Private plans: Internal appeal with physician letter explaining why care met inpatient criteria; include timestamps, orders, and two-midnight expectation documentation.
SNF denial: Appeal SNF separately with proof of qualifying inpatient hospital days; fix hospital status first when observation was wrongly assigned.
Appeal letter snippet: Patient [name] was hospitalized [dates] with [diagnosis]. Records show [multi-night care / IV meds / monitoring] expected to exceed two midnights. Hospital billed observation (outpatient) but medical records support inpatient admission. We request inpatient reclassification so Medicare SNF coverage can be evaluated. Enclosed: MOON, discharge summary, physician statement.
Scenarios beginners run into
SNF denied after hospital stay
First question: Were any days inpatient, not observation? Count inpatient midnights on the claim. Appeal hospital status retroactively if documentation supports inpatient care, then refile SNF authorization.
Overnight but “observation”
Multiple nights in observation are legal under Medicare rules but expensive. Compare total Part B cost-sharing vs. expected Part A inpatient deductible. Push inpatient classification if two-midnight medical necessity is documented.
Status changed after discharge
Hospitals sometimes change claims from inpatient to observation after payer audit. Respond quickly to notices; gather physician orders from the original stay.
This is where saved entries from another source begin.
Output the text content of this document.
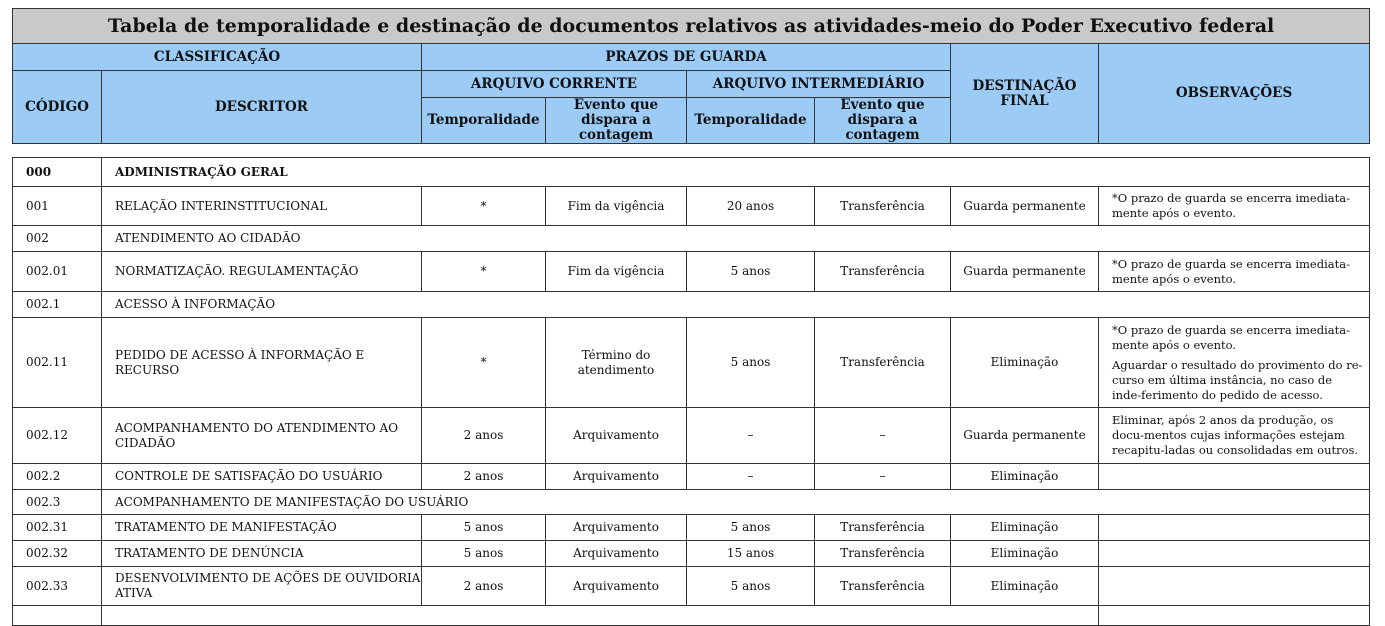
Tabela de temporalidade e destinação de documentos relativos as atividades-meio do Poder Executivo federal							
CLASSIFICAÇÃO		PRAZOS DE GUARDA				DESTINAÇÃO FINAL	OBSERVAÇÕES
CÓDIGO	DESCRITOR	ARQUIVO CORRENTE		ARQUIVO INTERMEDIÁRIO			
		Temporalidade	Evento que dispara a contagem	Temporalidade	Evento que dispara a contagem		

000	ADMINISTRAÇÃO GERAL						
001	RELAÇÃO INTERINSTITUCIONAL	*	Fim da vigência	20 anos	Transferência	Guarda permanente	*O prazo de guarda se encerra imediata-mente após o evento.

002	ATENDIMENTO AO CIDADÃO						
002.01	NORMATIZAÇÃO. REGULAMENTAÇÃO	*	Fim da vigência	5 anos	Transferência	Guarda permanente	*O prazo de guarda se encerra imediata-mente após o evento.

002.1	ACESSO À INFORMAÇÃO						
002.11	PEDIDO DE ACESSO À INFORMAÇÃO E RECURSO	*	Término do atendimento	5 anos	Transferência	Eliminação	*O prazo de guarda se encerra imediata-mente após o evento.

Aguardar o resultado do provimento do re-curso em última instância, no caso de inde-ferimento do pedido de acesso.

002.12	ACOMPANHAMENTO DO ATENDIMENTO AO CIDADÃO	2 anos	Arquivamento	–	–	Guarda permanente	Eliminar, após 2 anos da produção, os docu-mentos cujas informações estejam recapitu-ladas ou consolidadas em outros.

002.2	CONTROLE DE SATISFAÇÃO DO USUÁRIO	2 anos	Arquivamento	–	–	Eliminação	
002.3	ACOMPANHAMENTO DE MANIFESTAÇÃO DO USUÁRIO						
002.31	TRATAMENTO DE MANIFESTAÇÃO	5 anos	Arquivamento	5 anos	Transferência	Eliminação	
002.32	TRATAMENTO DE DENÚNCIA	5 anos	Arquivamento	15 anos	Transferência	Eliminação	
002.33	DESENVOLVIMENTO DE AÇÕES DE OUVIDORIA ATIVA	2 anos	Arquivamento	5 anos	Transferência	Eliminação	
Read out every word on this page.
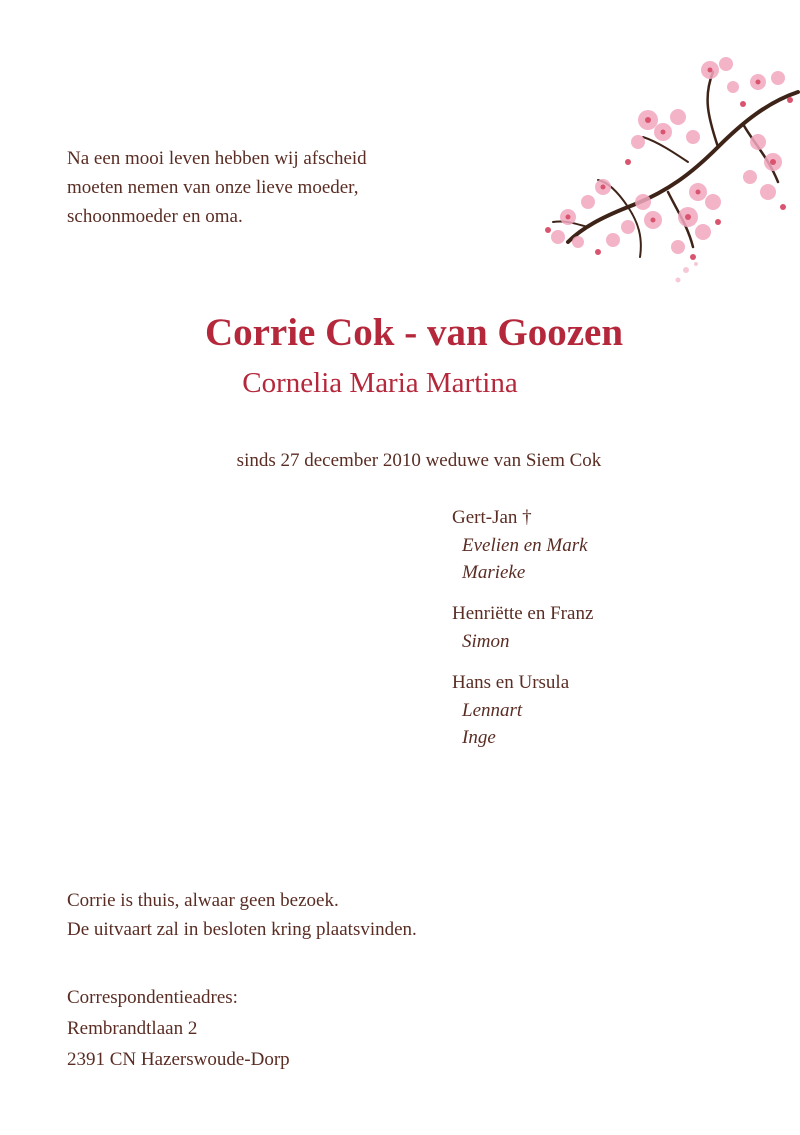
Na een mooi leven hebben wij afscheid
moeten nemen van onze lieve moeder,
schoonmoeder en oma.
Corrie Cok - van Goozen
Cornelia Maria Martina
sinds 27 december 2010 weduwe van Siem Cok
Gert-Jan †
Evelien en Mark
Marieke
Henriëtte en Franz
Simon
Hans en Ursula
Lennart
Inge
Corrie is thuis, alwaar geen bezoek.
De uitvaart zal in besloten kring plaatsvinden.
Correspondentieadres:
Rembrandtlaan 2
2391 CN Hazerswoude-Dorp
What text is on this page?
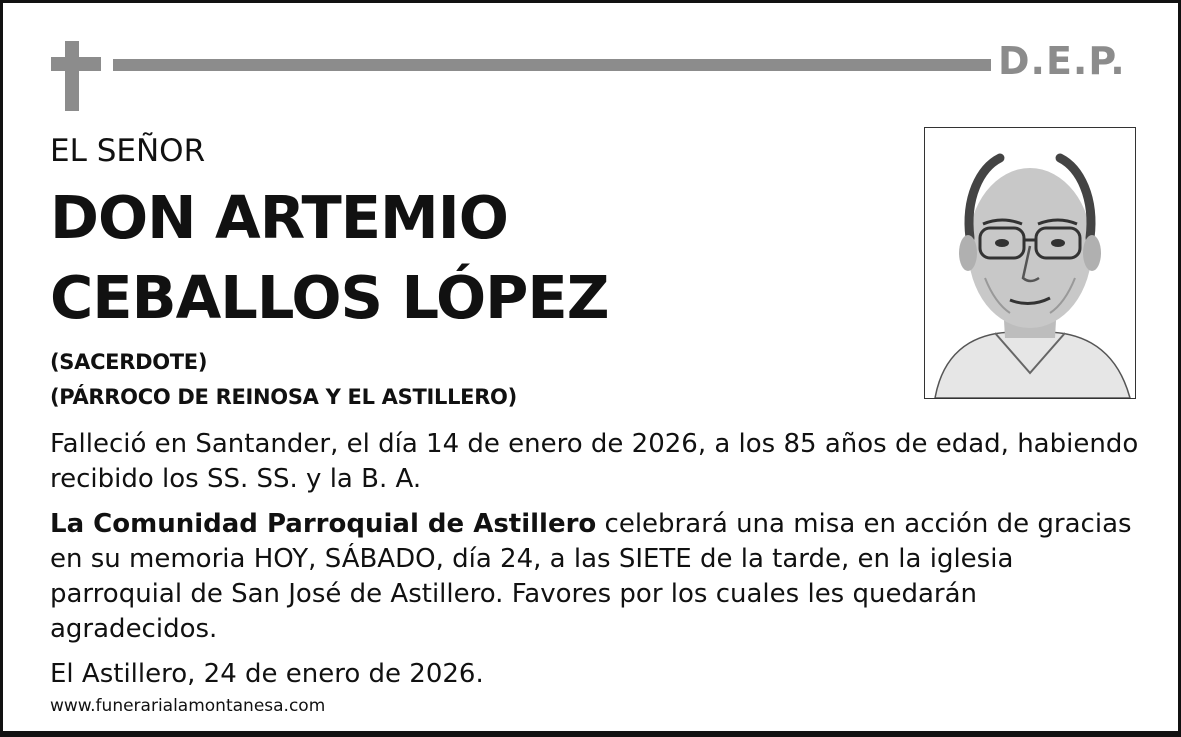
D.E.P.
EL SEÑOR
DON ARTEMIO
CEBALLOS LÓPEZ
(SACERDOTE)
(PÁRROCO DE REINOSA Y EL ASTILLERO)
Falleció en Santander, el día 14 de enero de 2026, a los 85 años de edad, habiendo recibido los SS. SS. y la B. A.
La Comunidad Parroquial de Astillero celebrará una misa en acción de gracias en su memoria HOY, SÁBADO, día 24, a las SIETE de la tarde, en la iglesia parroquial de San José de Astillero. Favores por los cuales les quedarán agradecidos.
El Astillero, 24 de enero de 2026.
www.funerarialamontanesa.com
ER → observation without explanation
Ask for written status, MOON when required, and plan for discharge or admission. Observation should not be an indefinite boarding status without clinical plan.
Medicare Advantage denial
Use plan appeal and hospital reconsideration. Cite SNF need and inpatient medical necessity. Regulator complaints if plan ignores emergency or post-acute rights per plan documents.
Huge bill while uninsured
Status still affects chargemaster rates. Negotiate with hospital finance; ask for inpatient vs observation itemization. Financial assistance may apply—see Hospital Financial Assistance.